The ward is currently represented by two Liberal Democrat councillors.

Election: Councillors
2003: Michael Brooke (Liberal Democrats); Graham Mason (Liberal Democrats); David Newell (Conservative)
2007: Daniel Martin (Liberal Democrats)
2011: Vikki Slade (Liberal Democrats); Roy Godfrey (Liberal Democrats)
2015: Joanne Tomlin (Conservative); David Newell (Conservative)
2016 by-election: Vikki Slade (Liberal Democrats)

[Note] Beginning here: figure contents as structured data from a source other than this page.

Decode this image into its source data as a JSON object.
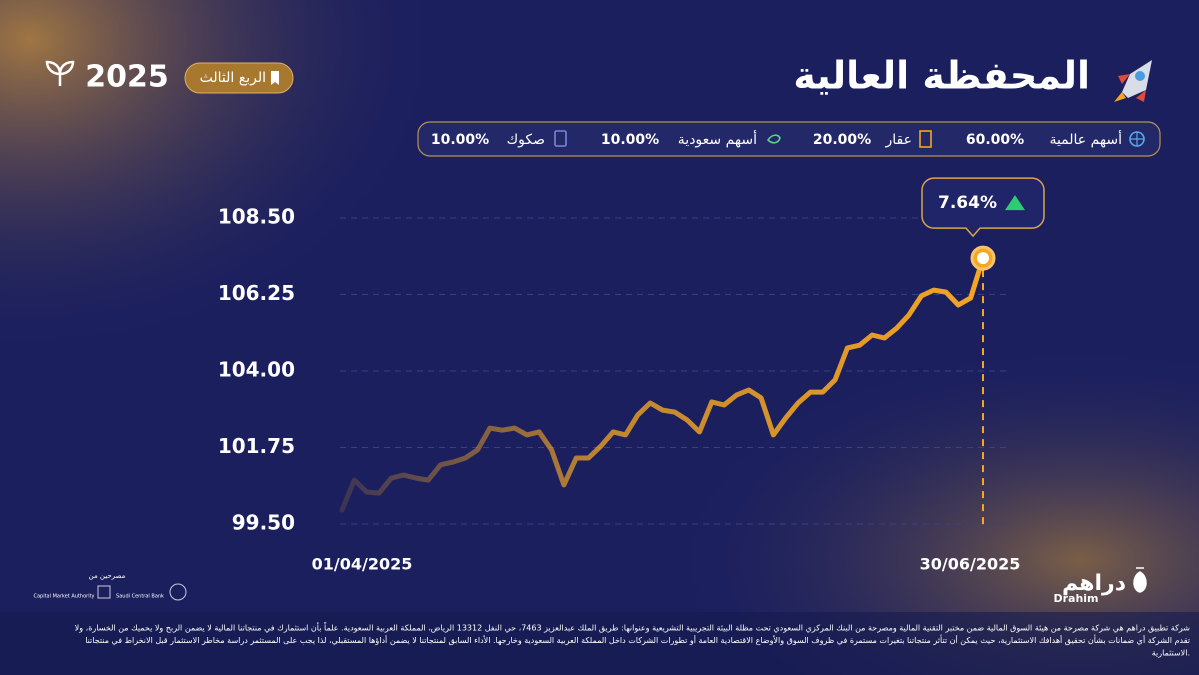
{
  "header": {
    "title": "المحفظة العالية",
    "year": "2025",
    "quarter": "الربع الثالث"
  },
  "allocations": [
    {
      "name": "أسهم عالمية",
      "value": "60.00%"
    },
    {
      "name": "عقار",
      "value": "20.00%"
    },
    {
      "name": "أسهم سعودية",
      "value": "10.00%"
    },
    {
      "name": "صكوك",
      "value": "10.00%"
    }
  ],
  "chart_data": {
    "type": "line",
    "annotation": "7.64%",
    "categories": [
      "01/04/2025",
      null,
      null,
      null,
      null,
      null,
      null,
      null,
      null,
      null,
      null,
      null,
      null,
      null,
      null,
      null,
      null,
      null,
      null,
      null,
      null,
      null,
      null,
      null,
      null,
      null,
      null,
      null,
      null,
      null,
      null,
      null,
      null,
      null,
      null,
      null,
      null,
      null,
      null,
      null,
      null,
      null,
      null,
      null,
      null,
      null,
      null,
      null,
      null,
      null,
      null,
      null,
      "30/06/2025"
    ],
    "series": [
      {
        "color": "#f5a623",
        "values": [
          99.91,
          100.79,
          100.44,
          100.41,
          100.85,
          100.94,
          100.85,
          100.79,
          101.24,
          101.32,
          101.44,
          101.68,
          102.32,
          102.26,
          102.32,
          102.12,
          102.21,
          101.68,
          100.65,
          101.44,
          101.44,
          101.79,
          102.21,
          102.12,
          102.71,
          103.06,
          102.85,
          102.79,
          102.56,
          102.21,
          103.09,
          103.0,
          103.29,
          103.44,
          103.21,
          102.12,
          102.62,
          103.06,
          103.38,
          103.38,
          103.74,
          104.68,
          104.76,
          105.06,
          104.97,
          105.26,
          105.65,
          106.21,
          106.38,
          106.32,
          105.94,
          106.15,
          107.32
        ]
      }
    ],
    "ylim": [
      99.5,
      108.5
    ],
    "yticks": [
      {
        "value": 99.5,
        "label": "99.50"
      },
      {
        "value": 101.75,
        "label": "101.75"
      },
      {
        "value": 104,
        "label": "104.00"
      },
      {
        "value": 106.25,
        "label": "106.25"
      },
      {
        "value": 108.5,
        "label": "108.50"
      }
    ],
    "grid": true
  },
  "brand": {
    "name": "دراهم",
    "latin": "Drahim"
  },
  "sponsors": {
    "label": "مصرحين من",
    "bank": "Saudi Central Bank",
    "authority": "Capital Market Authority"
  },
  "disclaimer": [
    "شركة تطبيق دراهم هي شركة مصرحة من هيئة السوق المالية ضمن مختبر التقنية المالية ومصرحة من البنك المركزي السعودي تحت مظلة البيئة التجريبية التشريعية وعنوانها: طريق الملك عبدالعزيز 7463، حي النفل 13312 الرياض، المملكة العربية السعودية. علماً بأن استثمارك في منتجاتنا المالية لا يضمن الربح ولا يحميك من الخسارة، ولا",
    "تقدم الشركة أي ضمانات بشأن تحقيق أهدافك الاستثمارية، حيث يمكن أن تتأثر منتجاتنا بتغيرات مستمرة في ظروف السوق والأوضاع الاقتصادية العامة أو تطورات الشركات داخل المملكة العربية السعودية وخارجها. الأداء السابق لمنتجاتنا لا يضمن أداؤها المستقبلي، لذا يجب على المستثمر دراسة مخاطر الاستثمار قبل الانخراط في منتجاتنا",
    "الاستثمارية."
  ]
}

Bournemouth, Christchurch and Poole
2019: Michael Brooke (Liberal Democrats); Vikki Slade (Liberal Democrats); Seat Abolished
2023: Peter Thomas Sidaway (Liberal Democrats); Seat Abolished

==Clubs and associations==
Broadstone is the centre of many clubs, societies and organisations for the South East Dorset area including The Lytchett archery club, Broadstone Football Club, the Broadstone Golf Club, Broadstone Horticultural society, Broadstone Tennis Society, Dorset Caledonian Society, Broadstone Scout Group, Broadstone Youth Centre and the Broadstone Cricket Club. Other local offices include the British Legion, the Rotary club, and the Broadstone Wessex Bowling Club.